Court Opinion

ID: 8423281
Source: CourtListenerOpinion
Date Created: 2022-11-03 23:26:42.695535+00
Date Added: 2024-06-11T16:48:27.223648
License: Public Domain

ORDER

Vincent Pavcovich appeals the sentence of imprisonment imposed upon his plea of guilty to theft and embezzlement by a bank employee in violation of 18 U.S.C. § 656. The parties have waived oral argument. Upon examination, this panel unanimously agrees that oral argument is not needed. Fed. R.App. P. 34(a).
Pavcovich worked for U.S. Bank as an assistant vice president in the bank’s retail loss prevention department, where his duties included managing the collection of delinquent and charged-off receivables. Pavcovich diverted funds into his personal account that were intended to go to the bank as a part of its collection efforts. He signed contracts with two collection agencies on behalf of U.S. Bank for the sale of certain charged-off accounts and had the purchase price of each sale electronically transferred into his personal account. While he possessed the authority to negotiate such contracts, he did not have the authority to execute them on behalf of the bank.
Pavcovich pleaded guilty pursuant to a negotiated plea agreement. A presentence report was prepared by the United States Probation Office that recommended a two-level increase in the base offense level pursuant to USSG § 3B1.3 for abuse of a position of public or private trust. Pavcovich objected to the increase in his base offense level. The district court overruled the objection, included the two-level increase in Pavcovich’s sentencing calculation, and sentenced Pavcovich to thirty months of imprisonment and five years of supervised release. The district court also ordered Pavcovich to pay $168,437.84 in restitution. Pavcovich appeals his sentence.
In his timely appeal, Pavcovich argues that the district court improperly enhanced his base offense level under USSG § 3B1.3 for abuse of a position of trust.
We review de novo questions of law concerning a sentencing court’s application of USSG § 3B1.3. United States v. Gilliam, 315 F.3d 614, 617 (6th Cir.2003); United States v. Humphrey, 279 F.3d 372, 379 & n. 4 (6th Cir.2002).
Section 3B1.3 of the guidelines provides, in pertinent part, that a district court may enhance the sentence of a defendant who “abused a position of public or private trust, or used a special skill, in a manner that significantly facilitated the commission or concealment of the offense .... ” A position of trust is characterized by professional or managerial discretion and is subject to significantly less supervision than positions that are primarily non-discretionary in nature.

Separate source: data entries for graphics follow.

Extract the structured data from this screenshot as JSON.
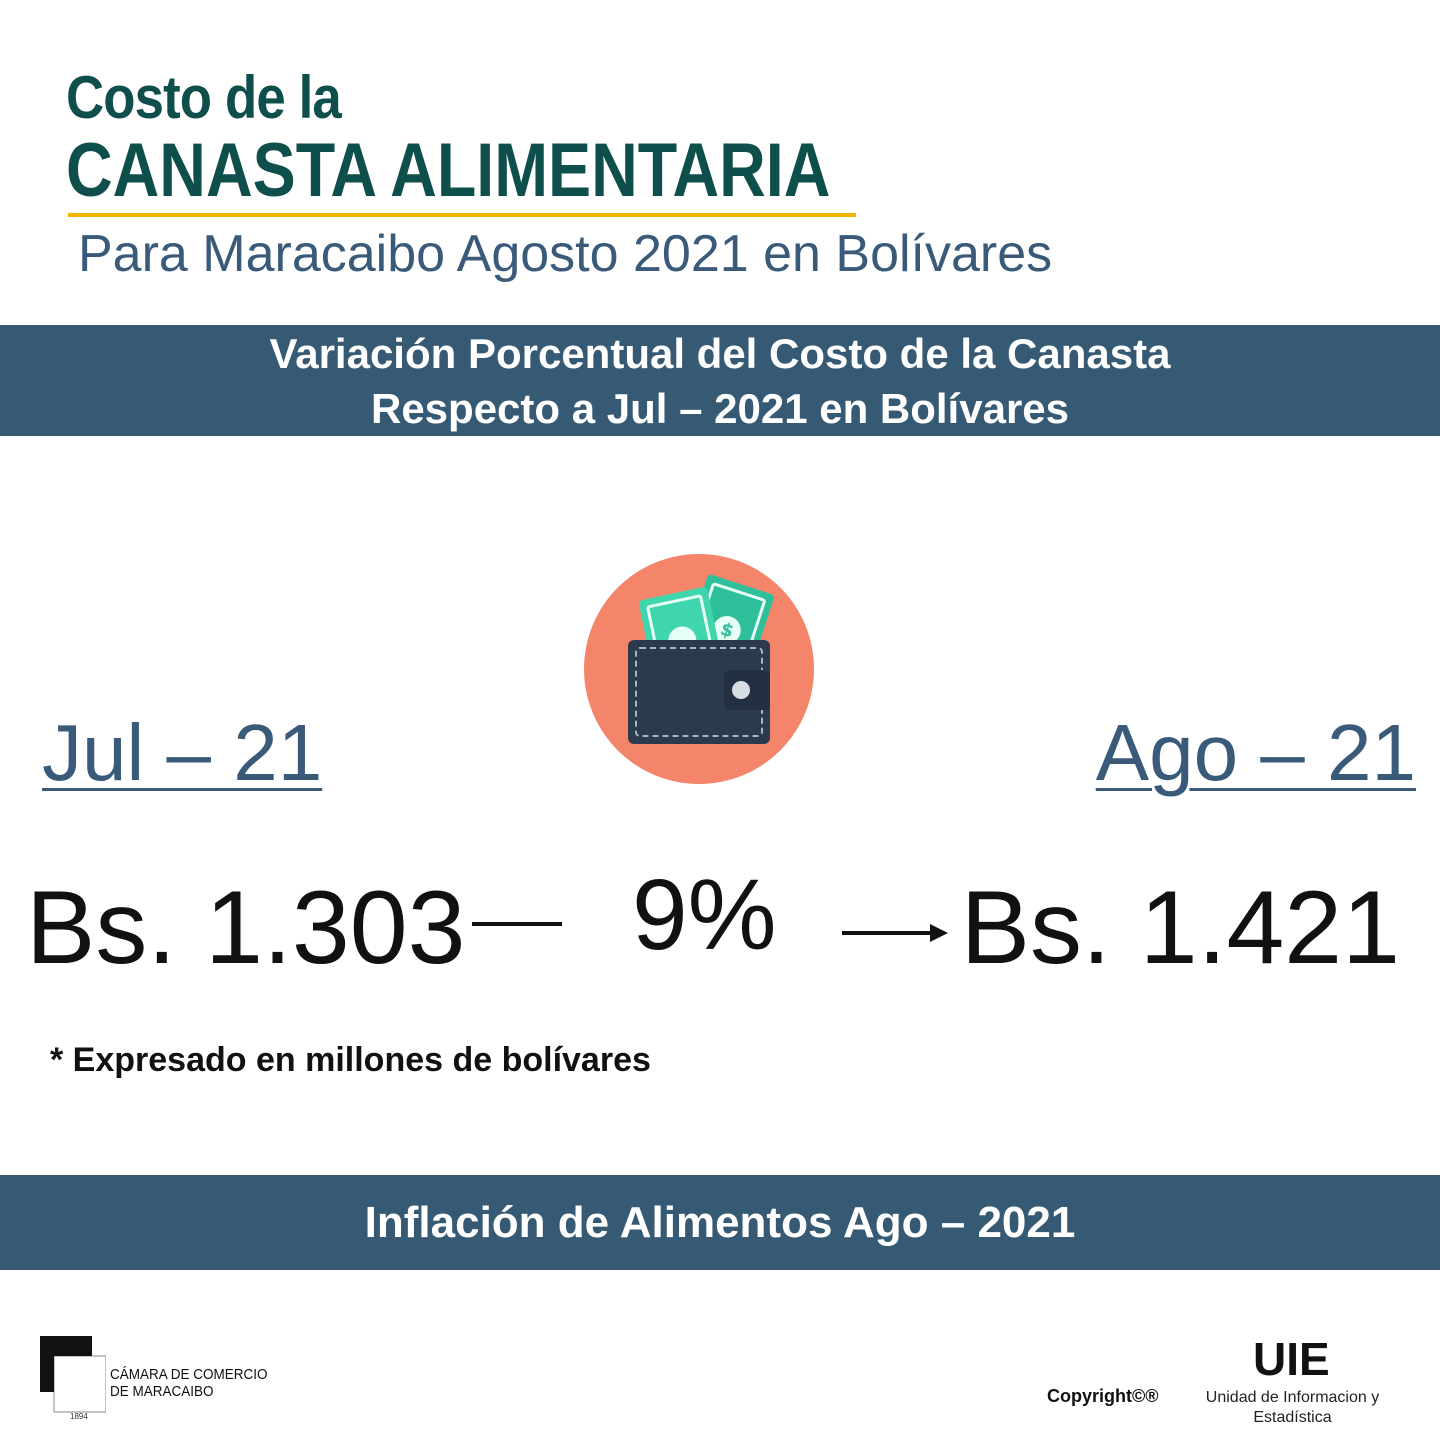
{
  "header": {
    "title_line1": "Costo de la",
    "title_line2": "CANASTA ALIMENTARIA",
    "subtitle": "Para Maracaibo Agosto 2021 en Bolívares"
  },
  "banner_top": {
    "line1": "Variación Porcentual del Costo de la Canasta",
    "line2": "Respecto a Jul – 2021 en Bolívares"
  },
  "comparison": {
    "left_month": "Jul – 21",
    "right_month": "Ago – 21",
    "left_value": "Bs. 1.303",
    "right_value": "Bs. 1.421",
    "percent": "9%"
  },
  "footnote": "* Expresado en millones de bolívares",
  "banner_bottom": "Inflación de Alimentos Ago – 2021",
  "footer": {
    "chamber_line1": "CÁMARA DE COMERCIO",
    "chamber_line2": "DE MARACAIBO",
    "chamber_year": "1894",
    "copyright": "Copyright©®",
    "uie_title": "UIE",
    "uie_subtitle": "Unidad de Informacion y Estadística"
  },
  "colors": {
    "title_green": "#0f4f4b",
    "accent_yellow": "#f4b400",
    "banner_blue": "#365a73",
    "icon_circle": "#f4856a"
  },
  "icons": {
    "wallet": "wallet-money-icon",
    "arrow": "arrow-right-icon",
    "logo": "camara-comercio-logo"
  }
}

See USSG § 3B1.3, comment, n. 1. A position of trust arises when “a person ... intentionally makes himself ... vulnerable to someone in a particular position, ceding to the other’s presumed better judgment some control over their affairs.” United States v. Brogan, 238 F.3d 780, 783 (6th Cir.2001).
According to this court’s precedent, and to the application notes in the Sentencing Guidelines themselves, the level of discre*261tion accorded an employee is to be the decisive factor in determining whether his position was one that can be characterized as a trust position. The examples given in the application notes (physician, attorney, and fiduciary) imply that the inherent nature of the work itself should naturally convey a substantial degree of discretion to the defendant concerning how to properly administer the property of another or otherwise act in their best interest. United States v. Tribble, 206 F.3d 634, 637 (6th Cir.2000).
Pavcovich would not have been given the position, as well as the responsibilities, of an assistant vice president if he had not been trusted by the directors and officers at U.S. Bank. Pavcovich oversaw the daily operations of his department including the employment and efforts of over forty bank employees. He was responsible for the agency and outsourcing of accounts, and he enjoyed a substantial amount of managerial discretion over his department. Thus, a preponderance of the evidence shows that Pavcovich held a fiduciary or trust-like relationship to the bank.
Pavcovich argues that he did not abuse a position of trust because he did not hold a position of trust. He claims that he merely handled property rather than administered it, that he could only negotiate and not execute contracts, and that his position was not unique since he was one of many assistant vice presidents at the bank. Pavcovich did not merely handle money as he contends, but had the authority to negotiate contracts with collection agencies for the sale of charged-off accounts, which is similar to the power to forgive bad loans. See United States v. Berridge, 74 F.3d 113, 117 (6th Cir.1996). Thus, Pavcovich administered the bank’s property by negotiating to whom and at what price the charged-off accounts were to be sold, and thereby held a fiduciary or trust-like relationship to the bank.
The commentary in the guidelines notes that this adjustment is applicable to a bank executive’s fraudulent loan scheme, but not to embezzlement or theft by an ordinary bank teller. USSG § 3B1.3, comment, n. 1. Pavcovich was a bank executive in a position of trust, not an ordinary teller, and the government has shown that an enhancement for his abuse of a position of trust was warranted.
Accordingly, we hereby affirm the district court’s judgment.